We evaluated the impact of bariatric surgery on bone mineral density (BMD) and microarchitecture over one year using dual-energy X-ray absorptiometry (DXA), the trabecular bone score (TBS), and 3D-DXA to assess changes after different surgical techniques. This prospective, single-center study of 153 patients with severe obesity contrasts the effects on bone health of sleeve gastrectomy (SG), Roux-en-Y gastric bypass (RYGB), and duodenal switch/single anastomosis duodeno-ileostomy with sleeve gastrectomy (DS/SADIS). To our knowledge, this is the first study to evaluate patients undergoing DS/SADIS and to incorporate 3D-DXA analysis in the assessment of bone loss.Patients were 81 % female with a mean age of 50 ± 9 years. Fifty-four per cent underwent SG; 16 %, RYGB; and 30 %, DS/SADIS. Our findings revealed a significant decrease in areal BMD at the LS (−3.49 ± 5.44 %), FN (−5.24 ± 5.86 %), and TH (−8.06 ± 5.14 %) one year after bariatric surgery. Bone microarchitecture at the LS assessed by TBS was degraded in 30 % of patients. Proximal femur 3D-DXA analysis showed that surgery-induced bone loss predominantly affects the trabecular compartment (Trabecular volumetric (v) BMD: −8.00 ± 6.57 %) rather than the cortical compartment (Cortical vBMD: −1.37 ± 2.79 %).These results suggest hypoabsorptive and mixed techniques (DS/SADIS and RYGB) were associated with greater BMD loss and deterioration of microarchitecture than restrictive techniques (SG).The primary determinants of bone density and impairment of microarchitecture were the extent of weight loss and the type of surgical procedure.
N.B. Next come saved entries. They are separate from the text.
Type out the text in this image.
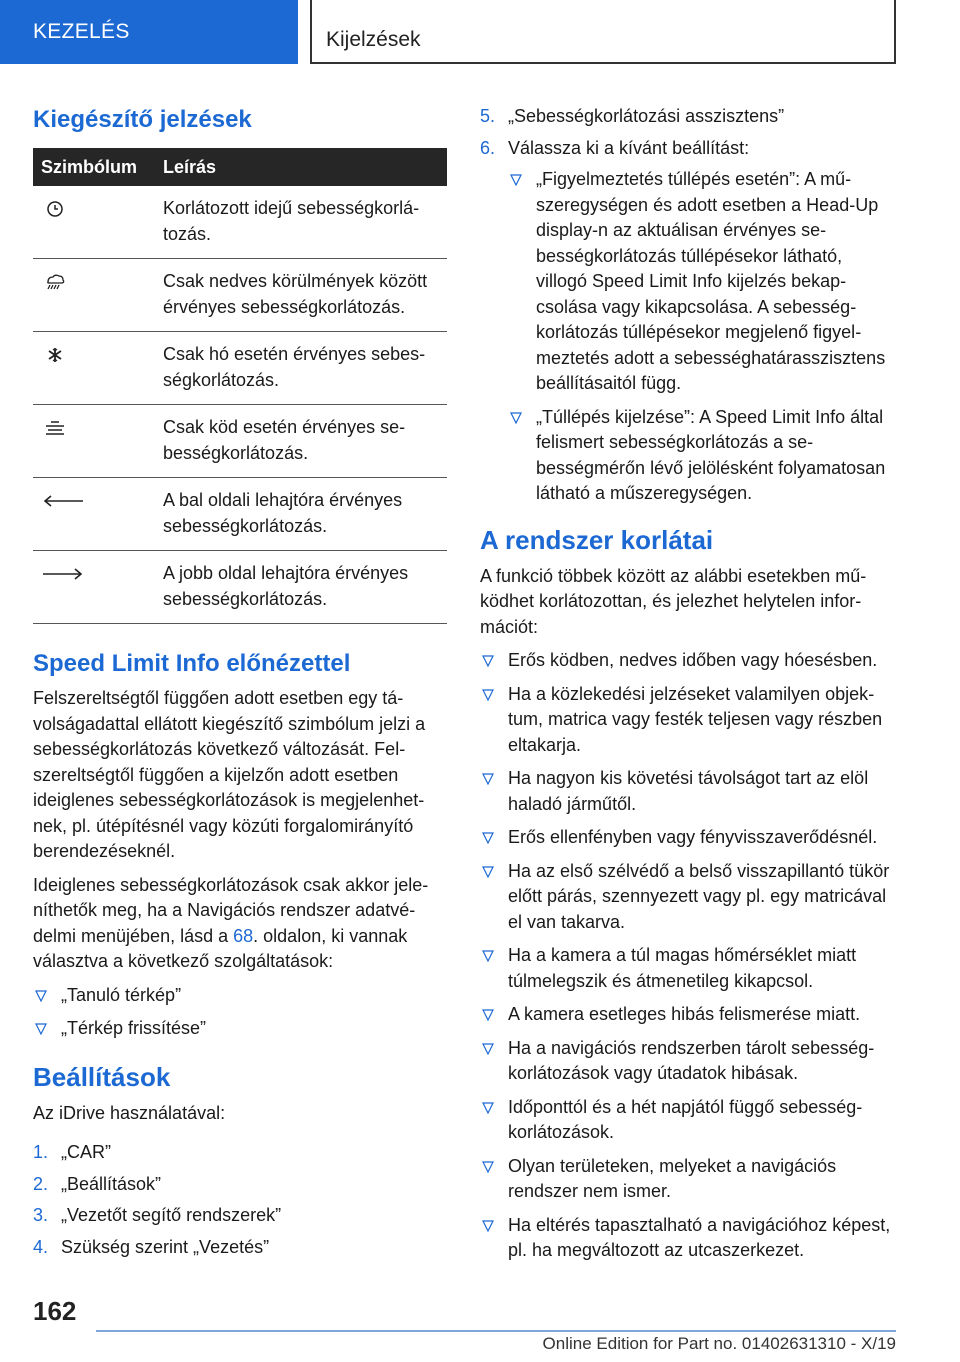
KEZELÉS	Kijelzések
Kiegészítő jelzések
Szimbólum	Leírás

	Korlátozott idejű sebességkorlátozás.

	Csak nedves körülmények között érvényes sebességkorlátozás.

	Csak hó esetén érvényes sebességkorlátozás.

	Csak köd esetén érvényes sebességkorlátozás.

	A bal oldali lehajtóra érvényes sebességkorlátozás.

	A jobb oldal lehajtóra érvényes sebességkorlátozás.
Speed Limit Info előnézettel

Felszereltségtől függően adott esetben egy távolságadattal ellátott kiegészítő szimbólum jelzi a sebességkorlátozás következő változását. Felszereltségtől függően a kijelzőn adott esetben ideiglenes sebességkorlátozások is megjelenhetnek, pl. útépítésnél vagy közúti forgalomirányító berendezéseknél.

Ideiglenes sebességkorlátozások csak akkor jeleníthetők meg, ha a Navigációs rendszer adatvédelmi menüjében, lásd a 68. oldalon, ki vannak választva a következő szolgáltatások:

„Tanuló térkép”
„Térkép frissítése”
Beállítások

Az iDrive használatával:

1. „CAR”
2. „Beállítások”
3. „Vezetőt segítő rendszerek”
4. Szükség szerint „Vezetés”
5. „Sebességkorlátozási asszisztens”
6. Válassza ki a kívánt beállítást:
„Figyelmeztetés túllépés esetén”: A műszeregységen és adott esetben a Head-Up display-n az aktuálisan érvényes sebességkorlátozás túllépésekor látható, villogó Speed Limit Info kijelzés bekapcsolása vagy kikapcsolása. A sebességkorlátozás túllépésekor megjelenő figyelmeztetés adott a sebességhatárasszisztens beállításaitól függ.
„Túllépés kijelzése”: A Speed Limit Info által felismert sebességkorlátozás a sebességmérőn lévő jelölésként folyamatosan látható a műszeregységen.
A rendszer korlátai

A funkció többek között az alábbi esetekben működhet korlátozottan, és jelezhet helytelen információt:

Erős ködben, nedves időben vagy hóesésben.
Ha a közlekedési jelzéseket valamilyen objektum, matrica vagy festék teljesen vagy részben eltakarja.
Ha nagyon kis követési távolságot tart az elöl haladó járműtől.
Erős ellenfényben vagy fényvisszaverődésnél.
Ha az első szélvédő a belső visszapillantó tükör előtt párás, szennyezett vagy pl. egy matricával el van takarva.
Ha a kamera a túl magas hőmérséklet miatt túlmelegszik és átmenetileg kikapcsol.
A kamera esetleges hibás felismerése miatt.
Ha a navigációs rendszerben tárolt sebességkorlátozások vagy útadatok hibásak.
Időponttól és a hét napjától függő sebességkorlátozások.
Olyan területeken, melyeket a navigációs rendszer nem ismer.
Ha eltérés tapasztalható a navigációhoz képest, pl. ha megváltozott az utcaszerkezet.
162
Online Edition for Part no. 01402631310 - X/19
Despite overall bone loss, Z-score assessments indicated that post-surgical bone status remained within or above the average ranges compared to a healthy population, except for TH following DS/SADIS.In conclusion, our research shows differences in the impact of bariatric surgery techniques on bone density and microarchitecture, emphasizing the need for careful postoperative monitoring of bone health, particularly in patients undergoing hypoabsorptive and mixed procedures.